The second hand market is wonderful for trying to live this type of lifestyle. We love to shop at flea markets, garage sales, and thrift shops for the things we need first. And we even like to dicker with the sellers. 

These days I strive to be less of a consumer. If, as the experts say, we have to spend money to keep the economy flowing they can count our household out of that equation. It may not be for everyone and that is OK, but I am content with my life. 

~ Living within our Means ~


  1. Ah, contentment! That's key, isn't it? We live a similar life here. I try to avoid consumerism. My time and money are spent deliberately, with intention.
    Funny about the phone--DH and have a flip phone too, which we share. It does exactly what we need it to--receive/make calls when we are out and about. For the bulk of our phone needs, our landline is sufficient. I don't know why our phone bothers people so much, but it does. Frankly, it's not something I give any thought to--people can reach me when they need, and I can reach them.

  2. Exactly, Meg. You get it about the phones. Students at school (who probably are not even paying for their phones) haven't the foggiest idea that having a new phone is not a top priority for me. I just want one that works well since I count on it in order to sub. Contentment is definitely the key. Glad we are on the same page. :)

  3. LOVE this post. So true! Funny I wrote about yard sales today.
    I just love the looking and visiting with neighbors and strangers, more than shopping. I am a people watcher for sure!

    I have THAT bowl with a crack and it is used for dry items - not liquid now. My hubs and I BOTH still have flip phones (dumb phones). No need to text or read the internet - they are just for convenience calls.

    I can't remember the last time I bought NEW (at the store) clothes. Mine come from thrift stores or yard sales.

    We have all worked hard for our money - why throw it away. I agree with you CONTENTMENT is the key!
    Thanks so much

    1. Thank you, Cheryl. I too, love the camaraderie that comes with yard sales and neighbors. It's just the best. I love your stance on cell phones too. So glad you loved my post. I wasn't sure what reaction it would get.

  4. Right you are! They can count us out! LOL.

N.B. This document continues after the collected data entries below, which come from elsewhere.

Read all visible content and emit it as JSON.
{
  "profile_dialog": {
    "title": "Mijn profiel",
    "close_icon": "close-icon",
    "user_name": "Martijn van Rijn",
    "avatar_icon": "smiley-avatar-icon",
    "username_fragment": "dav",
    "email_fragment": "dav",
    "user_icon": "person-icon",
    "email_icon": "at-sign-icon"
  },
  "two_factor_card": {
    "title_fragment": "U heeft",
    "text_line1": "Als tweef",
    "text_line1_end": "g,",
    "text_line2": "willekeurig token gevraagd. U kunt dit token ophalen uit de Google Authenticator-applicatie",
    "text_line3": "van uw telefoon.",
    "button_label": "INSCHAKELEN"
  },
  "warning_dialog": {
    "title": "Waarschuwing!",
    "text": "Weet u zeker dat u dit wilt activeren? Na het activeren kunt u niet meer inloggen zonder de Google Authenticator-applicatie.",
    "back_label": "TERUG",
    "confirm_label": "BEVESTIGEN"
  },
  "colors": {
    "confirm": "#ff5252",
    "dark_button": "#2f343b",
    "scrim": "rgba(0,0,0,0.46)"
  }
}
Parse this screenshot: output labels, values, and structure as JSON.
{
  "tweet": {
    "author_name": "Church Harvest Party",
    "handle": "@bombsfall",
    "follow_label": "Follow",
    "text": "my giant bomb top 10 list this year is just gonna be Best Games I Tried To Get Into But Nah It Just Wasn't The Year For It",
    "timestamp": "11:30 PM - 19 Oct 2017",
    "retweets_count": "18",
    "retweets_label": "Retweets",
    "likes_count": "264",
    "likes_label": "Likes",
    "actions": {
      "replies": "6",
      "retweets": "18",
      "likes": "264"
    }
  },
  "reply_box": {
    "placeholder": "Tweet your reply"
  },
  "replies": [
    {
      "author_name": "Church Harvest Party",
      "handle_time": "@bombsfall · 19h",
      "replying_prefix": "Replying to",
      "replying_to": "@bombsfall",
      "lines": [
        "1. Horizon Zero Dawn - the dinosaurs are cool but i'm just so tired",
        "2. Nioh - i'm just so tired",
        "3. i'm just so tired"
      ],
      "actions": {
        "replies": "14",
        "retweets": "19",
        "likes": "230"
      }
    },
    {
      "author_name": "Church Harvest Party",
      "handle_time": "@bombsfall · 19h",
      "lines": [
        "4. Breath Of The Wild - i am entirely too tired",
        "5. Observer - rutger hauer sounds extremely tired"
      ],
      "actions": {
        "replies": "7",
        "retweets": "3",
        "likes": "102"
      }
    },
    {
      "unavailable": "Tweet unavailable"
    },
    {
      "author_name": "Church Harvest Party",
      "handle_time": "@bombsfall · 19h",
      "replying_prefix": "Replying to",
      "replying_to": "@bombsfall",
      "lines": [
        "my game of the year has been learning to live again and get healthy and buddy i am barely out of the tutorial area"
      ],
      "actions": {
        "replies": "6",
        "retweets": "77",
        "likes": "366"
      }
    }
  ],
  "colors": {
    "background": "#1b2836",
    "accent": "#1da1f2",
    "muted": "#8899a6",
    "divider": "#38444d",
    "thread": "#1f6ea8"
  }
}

  5. Reading about your phone made me smile. I can relate to your experience. I had a very basic Nokia flip phone with a prepaid plan for a long time. My current phone is 7 years old. It's a smart phone, but I keep it dumb. :) Sometimes when I'm traveling I use it as a Wi-Fi hot spot.

    1. That is great, Nil. I love reading about stores like that, which are similar to my own experiences. Way to go. :)

  6. I am the same about the phone. I just wait till someone in the family updates and inherit their old phone. I just don't understand the need to have a new one every few years.

    1. I agree, Jan. I don't understand why someone would want to spend so much money when inevitably they will decrease in price.

  7. Contentment matters, surely for me; however, seasons of life may alter one's contentment often because of need at a particular season. There was a season when I sewed at my machine for 4 as well as household needs and gifts. At the same time, I was teaching secondary classes in junior high and high school. During this season of life, one adult child's family has DH and me on their family cell phone plan with bells and whistles, which I told before. $300 yearly for 2 cells. I use my cell continually as a dictionary, thesaurus, encyclopedia, e-mail, YouTube, and calculator. At heart, I am a student and use my cell and laptop as my university teachers. Thrifting takes us far, Belinda.